In just one week, the lives of Iranians and Iranian-Americans have changed. These stories are not the only ones; they echo the experiences of people nation-wide and across the world. People whose lives have now been paused as they wait to see what the near future holds or chooses to let fall apart.

Are these people truly a threat? Are their joys and their sorrows so different than any other American or simply any other human? As student and teaching assistant Alyson Farzad-Phillips expressed, “Iranians are perhaps one of the most misunderstood nationalities that I can think of. We are not violent, extremists or even anti-American; Iranians are peaceful people, poetic people, emotional people, and hardworking people who want the best for their families. If only Trump could see this; if only America’s mainstream media could see this.”

One week. A 90 day ban.

Yet, this harmful rhetoric has been slowly weaving its way into our society for years. There is no sound justification for time constraints or “vetting.” I will let the legal experts explain the law. I will let the politicians curve and bend their language to analyze the policy. There are facts that reason why this decision was misguided.

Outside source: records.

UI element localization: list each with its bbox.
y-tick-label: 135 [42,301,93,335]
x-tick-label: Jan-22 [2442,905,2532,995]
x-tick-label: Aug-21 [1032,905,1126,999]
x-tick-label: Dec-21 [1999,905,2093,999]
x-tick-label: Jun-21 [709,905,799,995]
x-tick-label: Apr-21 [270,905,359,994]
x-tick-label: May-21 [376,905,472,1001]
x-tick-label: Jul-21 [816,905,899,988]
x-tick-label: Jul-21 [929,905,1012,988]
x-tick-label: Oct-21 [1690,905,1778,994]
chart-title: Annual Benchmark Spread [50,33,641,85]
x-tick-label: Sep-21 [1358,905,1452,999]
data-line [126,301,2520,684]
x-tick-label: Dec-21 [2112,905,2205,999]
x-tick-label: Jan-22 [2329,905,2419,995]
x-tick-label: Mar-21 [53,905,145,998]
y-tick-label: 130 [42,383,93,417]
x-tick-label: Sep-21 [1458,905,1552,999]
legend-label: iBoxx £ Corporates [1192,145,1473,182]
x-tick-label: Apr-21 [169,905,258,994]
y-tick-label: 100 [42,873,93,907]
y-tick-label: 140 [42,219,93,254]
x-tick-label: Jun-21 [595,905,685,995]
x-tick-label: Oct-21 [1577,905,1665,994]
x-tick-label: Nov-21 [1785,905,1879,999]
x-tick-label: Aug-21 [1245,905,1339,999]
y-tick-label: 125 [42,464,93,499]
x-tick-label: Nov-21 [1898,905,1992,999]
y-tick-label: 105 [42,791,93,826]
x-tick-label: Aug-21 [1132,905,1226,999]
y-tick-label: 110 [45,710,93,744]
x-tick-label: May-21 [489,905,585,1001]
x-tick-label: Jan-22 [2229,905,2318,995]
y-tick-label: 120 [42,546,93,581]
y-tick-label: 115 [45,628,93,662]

But, I am speaking as an individual to the people of the United States – the land of the brave and as we’ve seen through the silver lining of this all, the compassionate.

Iranians and Iranian-Americans are your doctors, lawyers, builders, engineers, artists, writers, actors, musicians, entrepreneurs, professors, advocates, scholars, and most importantly – your friends.

One week. This is the amount of time it took to test what we really stand for as Americans. How we choose to be as a nation from this point on will leave its mark for a lifetime. As the daughter of resilient immigrants and a proud citizen of the United States, I carry within me hope, because that is the true American dream.